These submissions paint such a detailed and disturbing picture of the Islamophobic attitudes held by some Australians that it is worthwhile considering whether they are representative of broader public opinion.

The answer? Not exactly.

Fundamentalist Christians were significantly over-represented among the voices heard. The inquiry’s final report notes that around eighty per cent of the submissions declared that Australia is a Christian country and should not accommodate other value systems. Many of the anonymous individual submission authors identified themselves as Christian. A number of unfounded claims cited in the report’s chapter on Islam – for instance, that 15 per cent of Australian Muslims hold fundamentalist views – were attributed to a Christian organisation called the Salt Shakers, whose website indicates they strongly support the political views of Geert Wilders. Two Christian anti-abortion lobby groups, the Family Council of Victoria and the Endeavour Forum, are also cited in the report.

A further two extreme-right racist groups round out the views of organisations included among the Islamophobic submissions. The Australia Defence League is a small local chapter of the neo-Nazi street groups more common in Europe, while the Q Society of Australia received national notoriety recently for bringing Wilders to these shores.

While much of the rhetoric espoused before the inquiry can be dismissed as the ramblings of fringe-dwelling tinfoil-hat wearers, it is worth recognising that a significant number of Australians have problems accepting Islam as a legitimate part of the Australian social landscape.
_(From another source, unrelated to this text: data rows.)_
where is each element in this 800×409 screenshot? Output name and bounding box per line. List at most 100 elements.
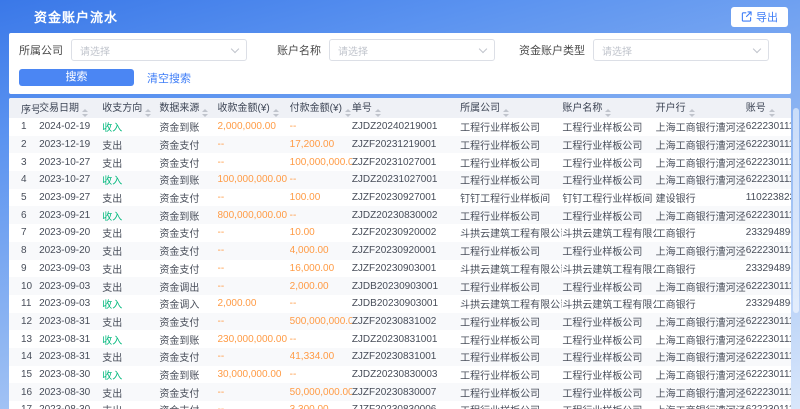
sort-icon[interactable]: [202, 109, 208, 117]
table-row: 32023-10-27支出资金支付--100,000,000.00ZJZF202…: [9, 153, 791, 171]
table-cell: 工程行业样板公司: [562, 366, 655, 384]
table-cell: --: [218, 136, 290, 154]
table-cell: ZJZF20230831002: [352, 313, 460, 331]
table-cell: ZJDZ20230830002: [352, 206, 460, 224]
table-cell: 10.00: [290, 224, 352, 242]
page-title: 资金账户流水: [34, 7, 118, 26]
table-row: 42023-10-27收入资金到账100,000,000.00--ZJDZ202…: [9, 171, 791, 189]
column-header[interactable]: 开户行: [656, 98, 746, 118]
table-cell: 上海工商银行漕河泾支行: [656, 136, 746, 154]
filter-label: 资金账户类型: [519, 42, 585, 58]
clear-search-link[interactable]: 清空搜索: [147, 70, 191, 86]
table-header-row: 序号交易日期收支方向数据来源收款金额(¥)付款金额(¥)单号所属公司账户名称开户…: [9, 98, 791, 118]
chevron-down-icon: [753, 44, 761, 52]
table-cell: 5: [9, 189, 39, 207]
table-scrollbar[interactable]: [793, 108, 799, 313]
filter-select-1[interactable]: 请选择: [329, 39, 495, 61]
sort-icon[interactable]: [145, 109, 151, 117]
table-cell: 资金调出: [159, 277, 217, 295]
table-cell: 上海工商银行漕河泾支行: [656, 206, 746, 224]
table-cell: --: [218, 348, 290, 366]
column-header[interactable]: 账户名称: [562, 98, 655, 118]
column-header[interactable]: 付款金额(¥): [290, 98, 352, 118]
column-header-label: 开户行: [656, 103, 686, 114]
table-cell: ZJDZ20240219001: [352, 118, 460, 136]
table-cell: 17: [9, 401, 39, 409]
table-cell: 支出: [102, 401, 159, 409]
column-header[interactable]: 数据来源: [159, 98, 217, 118]
table-cell: 资金支付: [159, 401, 217, 409]
column-header-label: 交易日期: [39, 103, 79, 114]
table-row: 72023-09-20支出资金支付--10.00ZJZF20230920002斗…: [9, 224, 791, 242]
table-cell: 资金到账: [159, 366, 217, 384]
export-button[interactable]: 导出: [731, 7, 788, 27]
table-cell: 收入: [102, 295, 159, 313]
table-cell: 622230111: [746, 136, 791, 154]
table-cell: 上海工商银行漕河泾支行: [656, 118, 746, 136]
table-cell: 2023-10-27: [39, 153, 102, 171]
sort-icon[interactable]: [345, 109, 351, 117]
table-cell: 23329489-: [746, 224, 791, 242]
table-cell: 2,000.00: [290, 277, 352, 295]
table-cell: 13: [9, 330, 39, 348]
sort-icon[interactable]: [273, 109, 279, 117]
table-row: 102023-09-03支出资金调出--2,000.00ZJDB20230903…: [9, 277, 791, 295]
filter-fields: 所属公司请选择账户名称请选择资金账户类型请选择: [19, 39, 799, 61]
table-cell: ZJDB20230903001: [352, 277, 460, 295]
filter-select-0[interactable]: 请选择: [71, 39, 247, 61]
column-header-label: 付款金额(¥): [290, 103, 342, 114]
sort-icon[interactable]: [82, 109, 88, 117]
table-cell: 17,200.00: [290, 136, 352, 154]
table-cell: 工程行业样板公司: [460, 206, 562, 224]
table-cell: 工程行业样板公司: [460, 153, 562, 171]
sort-icon[interactable]: [689, 109, 695, 117]
table-cell: 4: [9, 171, 39, 189]
sort-icon[interactable]: [605, 109, 611, 117]
table-cell: 622230111: [746, 313, 791, 331]
column-header[interactable]: 交易日期: [39, 98, 102, 118]
table-cell: 2023-09-03: [39, 277, 102, 295]
table-cell: 4,000.00: [290, 242, 352, 260]
table-cell: 500,000,000.00: [290, 313, 352, 331]
table-cell: 2023-08-30: [39, 383, 102, 401]
sort-icon[interactable]: [769, 109, 775, 117]
table-cell: 工程行业样板公司: [460, 401, 562, 409]
chevron-down-icon: [479, 44, 487, 52]
column-header[interactable]: 账号: [746, 98, 791, 118]
table-cell: 资金支付: [159, 136, 217, 154]
table-cell: --: [290, 366, 352, 384]
table-cell: 14: [9, 348, 39, 366]
sort-icon[interactable]: [375, 109, 381, 117]
table-cell: 工程行业样板公司: [460, 383, 562, 401]
table-cell: ZJZF20230920002: [352, 224, 460, 242]
column-header[interactable]: 所属公司: [460, 98, 562, 118]
table-cell: 资金支付: [159, 153, 217, 171]
table-cell: 工程行业样板公司: [562, 206, 655, 224]
table-cell: 工程行业样板公司: [562, 313, 655, 331]
table-cell: --: [218, 189, 290, 207]
table-cell: 斗拱云建筑工程有限公司: [562, 295, 655, 313]
table-cell: ZJZF20230830006: [352, 401, 460, 409]
table-cell: 2: [9, 136, 39, 154]
filter-select-2[interactable]: 请选择: [593, 39, 769, 61]
table-cell: 2023-09-03: [39, 260, 102, 278]
column-header[interactable]: 单号: [352, 98, 460, 118]
table-cell: 2023-12-19: [39, 136, 102, 154]
table-cell: 2023-09-20: [39, 242, 102, 260]
table-cell: 2023-08-30: [39, 401, 102, 409]
export-label: 导出: [756, 9, 778, 25]
table-cell: 支出: [102, 242, 159, 260]
table-cell: 6: [9, 206, 39, 224]
table-cell: 622230111: [746, 401, 791, 409]
column-header[interactable]: 收支方向: [102, 98, 159, 118]
table-cell: 23329489-: [746, 295, 791, 313]
sort-icon[interactable]: [503, 109, 509, 117]
search-button[interactable]: 搜索: [19, 69, 134, 86]
table-cell: 收入: [102, 171, 159, 189]
table-cell: --: [218, 313, 290, 331]
column-header[interactable]: 收款金额(¥): [218, 98, 290, 118]
table-cell: ZJDB20230903001: [352, 295, 460, 313]
table-cell: 3,300.00: [290, 401, 352, 409]
table-cell: 上海工商银行漕河泾支行: [656, 277, 746, 295]
column-header-label: 收款金额(¥): [218, 103, 270, 114]
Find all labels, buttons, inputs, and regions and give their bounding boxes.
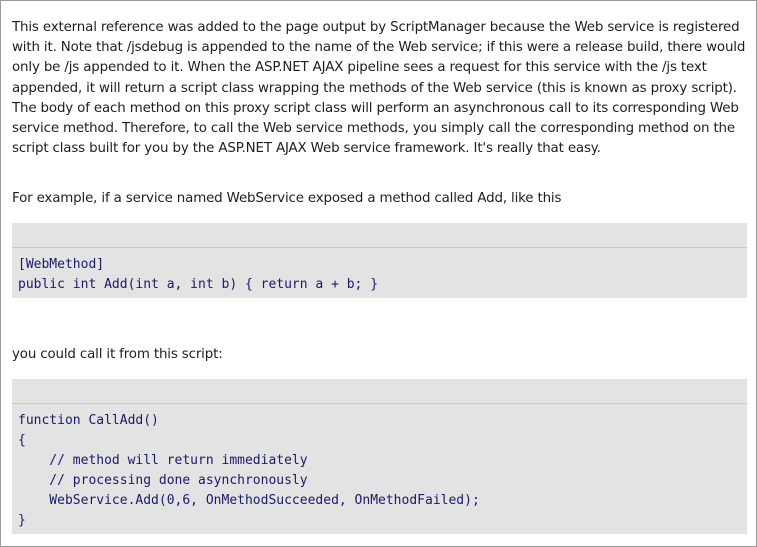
code-block-header	[12, 379, 747, 404]
script-code-block: function CallAdd() { // method will retu…	[12, 379, 747, 534]
call-paragraph: you could call it from this script:	[12, 347, 223, 362]
webmethod-code-block: [WebMethod] public int Add(int a, int b)…	[12, 223, 747, 298]
script-code: function CallAdd() { // method will retu…	[18, 413, 480, 528]
intro-paragraph: This external reference was added to the…	[12, 20, 746, 157]
example-paragraph: For example, if a service named WebServi…	[12, 191, 562, 206]
code-block-header	[12, 223, 747, 248]
webmethod-code: [WebMethod] public int Add(int a, int b)…	[18, 257, 379, 292]
article-frame: This external reference was added to the…	[0, 0, 757, 547]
As the inquiry’s report notes, in 2012 the Scanlan Foundation found that one in four Australians hold negative feelings about Islam. Fifty-six per cent of respondents to a 2011 Essential Research poll said they were concerned about the number of Muslims living in Australia, with roughly half saying they felt ‘very concerned’. A quarter of the overall sample polled said that Muslims should be excluded from Australia’s migrant intake.

Dog whistle politics from both major parties appears to be stoking xenophobic fears in the community. Image: Left Flank

Interestingly, 65 per cent of respondents to the latter poll believed that the proportion of the Australian population that identifies as Muslim is higher than it is. When informed of the correct figure (1.7 per cent), a significant number of respondents reassessed their views. In light of this apparent mutability of Islamophobic views, the Committee’s painstaking efforts to debunk the misconceptions about Islam and Muslims in its report are commendable.

The report’s statement about legal pluralism was only part of one of the recommendations made in its chapter on Islam. The Committee also recommends that the Australian Government continue to support programs promoting intercultural and interfaith understanding in Australian universities, institutions and the community sector. It recommends the institution of regular interfaith and intercultural dialogues involving the broader community leadership to better target settlement services and foster wider inter-community understanding.

I would suggest that in addition to investing in feel-good interfaith activities, the Government gets as tough on Islamophobic extremism as it is on Islamic extremism. Perhaps it’s high time the narrative of concern over extremism in this country is re-worked — let’s replace the young Muslim with the average Australian as the stereotypical vulnerable object of extremist ideology.